A cover of Tommy James and The Shondells’ “Crimson and Clover” soon hit the Top 10, as did the brash power-pop “I Hate Myself For Loving You,” and ensured that Jett would be a household name for years to come.
“Always the coolest person in the room, and an inspiration to anyone who feels like an outsider or misfit,” Jett’s biography reads on her Hall of Fame inductee page. It’s a great line that also sums up Jett perfectly.
But the 1990s and ‘00s were hard years for Jett, who toured and recorded relentlessly during those decades, even when it seemed no one cared.
“I think I’ve always been more of a live performer,” Jett says of her long climb back. “Rock and roll shows were always, for lack of a better way of phrasing it, a young person’s game. So you have to rectify those things as you get older. Is rock and roll still relevant to an older person? I say absolutely yes!”
“But how do you continue doing it as you get older?” she continues. “I think we’re just staring to figure that out. I like to make records, and I like to write songs; it’s more or less finding subject matter, and finding how to change the approach as I get older. Because if you write about really deep, heavy things, some people might tune out. So that’s the challenge. And it’s one of those things that we are all—all artists—just trying to figure out, because I do really want to write about real things.”
During those lost years, Jett, a rock and roll pioneer as one of the few instantly recognizable women in the genre, became a tireless advocate for young artists, building relationships with a long list of up-and-comers, including Miley Cyrus, who inducted her into the Rock & Roll Hall of Fame, as well as Green Day’s Billie Joe Armstrong, and Foo Fighters’ Dave Grohl. As she climbed her way back from what at the time seemed like career oblivion, she became a model for younger artists, as the standard-bearer for the old-school belief that uncompromising independence is the only way to survive—and succeed—in rock and roll.
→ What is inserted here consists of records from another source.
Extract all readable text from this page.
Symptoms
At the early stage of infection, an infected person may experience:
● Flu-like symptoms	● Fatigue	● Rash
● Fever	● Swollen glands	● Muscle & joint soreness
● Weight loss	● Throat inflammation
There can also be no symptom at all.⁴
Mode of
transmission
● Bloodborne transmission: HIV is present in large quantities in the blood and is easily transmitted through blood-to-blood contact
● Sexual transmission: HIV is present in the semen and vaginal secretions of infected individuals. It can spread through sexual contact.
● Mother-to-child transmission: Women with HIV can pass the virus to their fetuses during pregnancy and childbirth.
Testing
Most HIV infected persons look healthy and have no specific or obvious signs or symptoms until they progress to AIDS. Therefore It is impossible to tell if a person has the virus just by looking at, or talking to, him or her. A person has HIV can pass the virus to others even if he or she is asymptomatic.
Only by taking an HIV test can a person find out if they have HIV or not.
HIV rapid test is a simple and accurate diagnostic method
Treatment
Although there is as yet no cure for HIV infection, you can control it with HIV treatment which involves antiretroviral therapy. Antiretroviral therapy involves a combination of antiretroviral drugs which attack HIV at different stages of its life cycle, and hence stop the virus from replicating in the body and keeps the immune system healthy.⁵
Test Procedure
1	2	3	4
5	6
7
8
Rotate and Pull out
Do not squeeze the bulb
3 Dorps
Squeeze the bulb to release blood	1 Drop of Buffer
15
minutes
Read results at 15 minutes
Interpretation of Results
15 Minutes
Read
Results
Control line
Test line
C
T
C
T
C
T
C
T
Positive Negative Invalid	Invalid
“It’s all ages,” Jett says of her shows these days. “I guess I can’t really use one descriptive word to sum them up, except for ‘music lovers,’ really.”
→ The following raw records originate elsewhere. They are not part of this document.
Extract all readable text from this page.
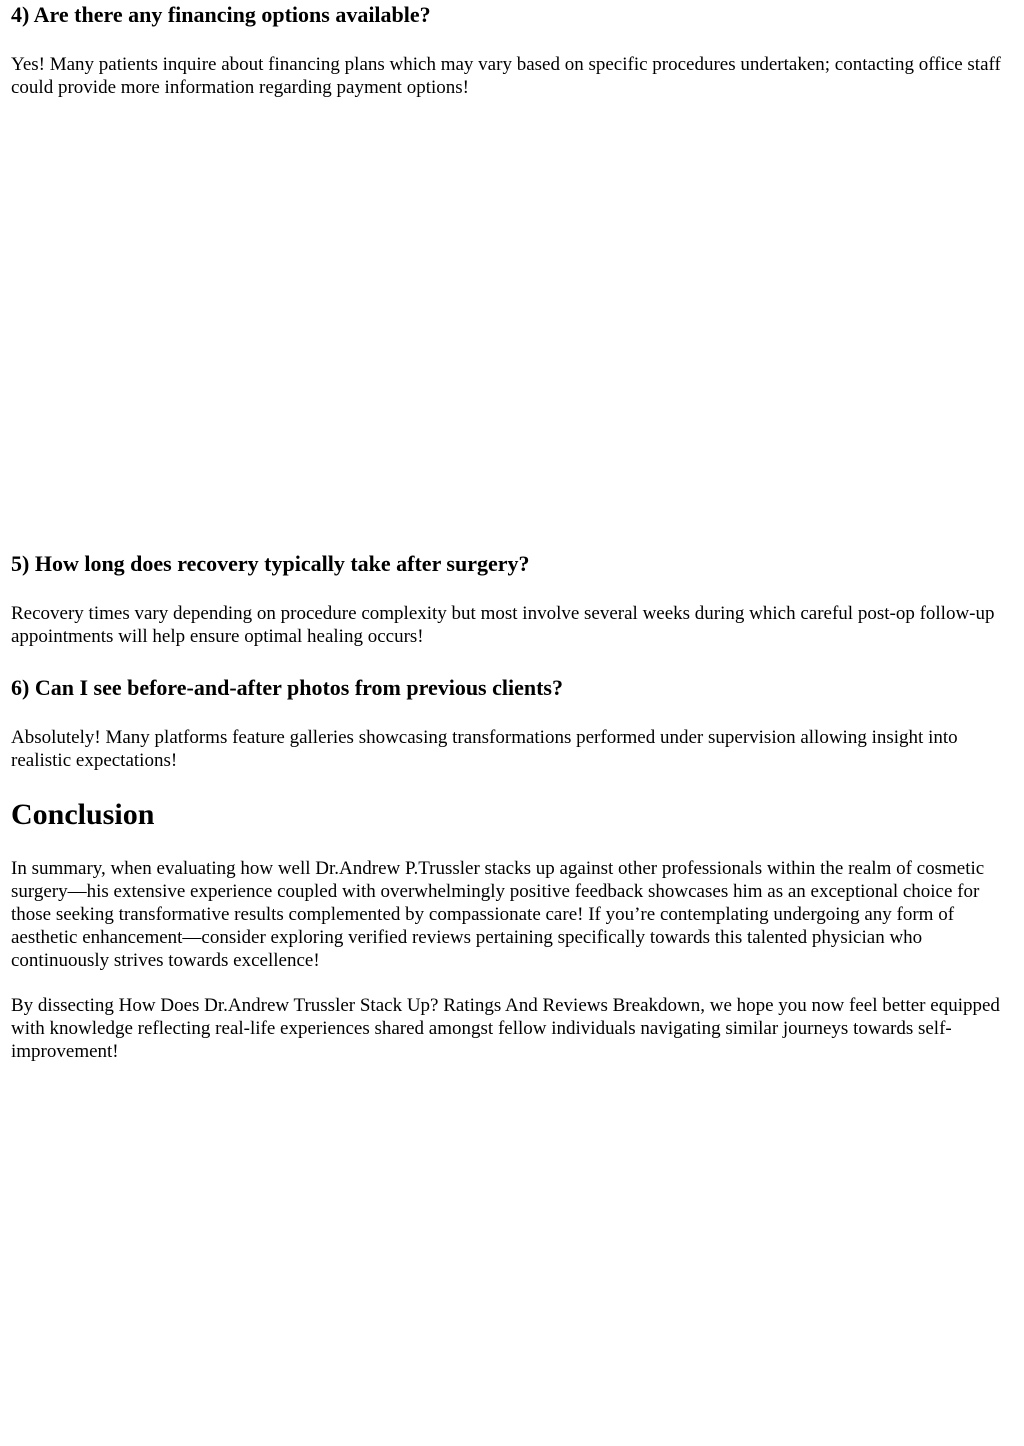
4) Are there any financing options available?

Yes! Many patients inquire about financing plans which may vary based on specific procedures undertaken; contacting office staff could provide more information regarding payment options!

5) How long does recovery typically take after surgery?

Recovery times vary depending on procedure complexity but most involve several weeks during which careful post-op follow-up appointments will help ensure optimal healing occurs!

6) Can I see before-and-after photos from previous clients?

Absolutely! Many platforms feature galleries showcasing transformations performed under supervision allowing insight into realistic expectations!

Conclusion

In summary, when evaluating how well Dr.Andrew P.Trussler stacks up against other professionals within the realm of cosmetic surgery—his extensive experience coupled with overwhelmingly positive feedback showcases him as an exceptional choice for those seeking transformative results complemented by compassionate care! If you’re contemplating undergoing any form of aesthetic enhancement—consider exploring verified reviews pertaining specifically towards this talented physician who continuously strives towards excellence!

By dissecting How Does Dr.Andrew Trussler Stack Up? Ratings And Reviews Breakdown, we hope you now feel better equipped with knowledge reflecting real-life experiences shared amongst fellow individuals navigating similar journeys towards self-improvement!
The rise of women in rock, in particular, is something that she no doubt takes pride in.
“The music business feels like the last place to be affected by #MeToo,” Jett says, more than a hint of frustration in her voice. “My parents told me I could do anything, and I never let anyone get in my way. But it is exciting to see lots of young girls and young women in the audience, and to know that there’s more of us now in the music business than ever before, because that’s really the only way things will change. I mean, nothing is going to change until it’s forced to.”
So how does she feel that the guitar manufacturer Gibson will soon release its third guitar modeled on one of Jett’s iconic instruments, and that the Melody Maker guitar she wielded so fiercely on the cover of her early albums currently sits in the Metropolitan Museum of Art’s new exhibition “Play It Loud,” next to the guitars of Jimi Hendrix, Jimmy Page and Eric Clapton?
“I chose my guitars, initially, because they were all I could afford,” Jett says wryly of the honor. “But I totally relate to that fan thing—of wanting to see and play the guitars your favorite artists played. But I’ll tell you, I didn’t really key in to my favorite people—Marc Bolan, David Bowie—necessarily using specific guitars. Honestly, it was what I could get my hands on. But for some reason, I knew I wanted a Gibson and not a Fender. I don’t know what that was about, and I don’t really know where that came from.”